26 September 2006

A Tough Act To Follow

So the ITV commentator said of Tony Blair's valedictory address to the Labour Party Conference, and illustrated his point with a camera shot of Gordon Brown grinning feebly as the soon-to-be former Prime Minister wowed the masses with a masterful blend of sop and sentiment that seemed to to leave many of the party faithful wondering just why they wanted to get rid of this guy in the first place.

Blair's going will leave a large vacuum in the Labour Party, much as Thatcher's did to the Conservatives. The difference is that Blair, who I'm beginning to think is even a sharper politician than Lady T, has managed to get the crowds missing him before he's even gone. While Thatcher pretty much had to be bludgeoned and dragged away from the seat of power, and to brood in exile for a good while before the Tories realised that bumbling along under John Major or William Hague or Ian Duncan-Smith was never going to be quite the same, Blair has pulled the plug on his own Premiership before it could be done for him.

Or rather, he promised he would do it at some unspecified date, and then set about saying his long, agonised goodbye-in-advance that had many pundits tonight wondering if perhaps Labour might reverse itself and decide that it's better off with its charismatic incumbent than his competent but drab challenger. "How can I miss you if you won't go away?" the old saying (or was it a song) went, but Blair seems to have reversed that equation: where only a few weeks ago demands that he leave sooner rather than later were reaching a crescendo, he's now in a position where the more he promises to go away, the more likely it becomes that he'll be asked to stay.

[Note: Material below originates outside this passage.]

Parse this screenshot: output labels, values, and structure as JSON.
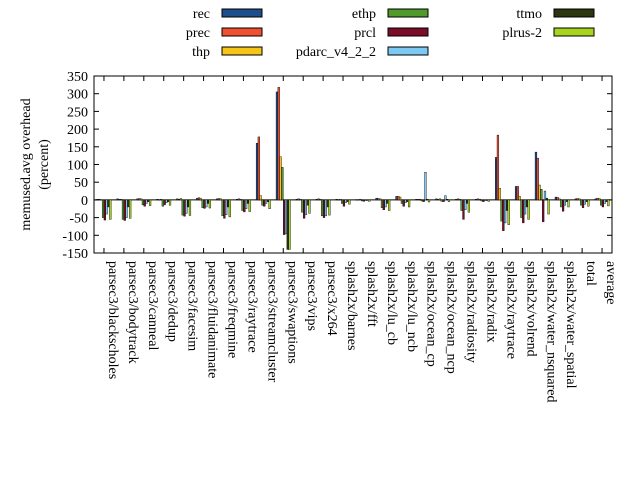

Will he? Probably not, though I'm sure he'd get a good laugh out of the look on Gordon Brown's face if the prize were snatched away from him yet one more time (and probably for the final time; if Blair were to manage to wriggle out of this one and hang onto power for another year or three, Brown would be finished, or at least reduced to a laughingstock). And while I, like most people, have grown weary of Blair, the contrast between his speech and Brown's on the previous day was dramatic. While Brown plodded through a formless mush of clichés and catch phrases, Blair was positively electrifying. I was going to call him Kennedyesque, but he was more statesmanlike that that. Not quite Churchillian, perhaps, but in the ballpark, with a dash of General MacArthur's "Old soldiers never die" farewell thrown in for good measure. Both Brown and Tory leader David Cameron come across as pygmies by comparison.

2 comments:

Anonymous said...

I quite agree. He has managed to secure a peaceful transition of power.The speech wasn't quite good enough to get him another three eyars- but maybe just about enough to last until May without complaint. And I think even vague comparisons to Churchill are perhaps an example of well meaning hyperbole. But is was undoubtedly good for him and how he will be remembered. It is thus less damaging for his party- so it has a chance of winning. And a peaceful transition is what is in the interest of the British people- and that is what is most important of all.
(http://ericstake.com)

Kendra K. said...

peaceful? ha! labour's going to self-destruct, and it pains me to say that. i will be sad if gordon brown is pushed out, but it looks like that's what's going to hapen.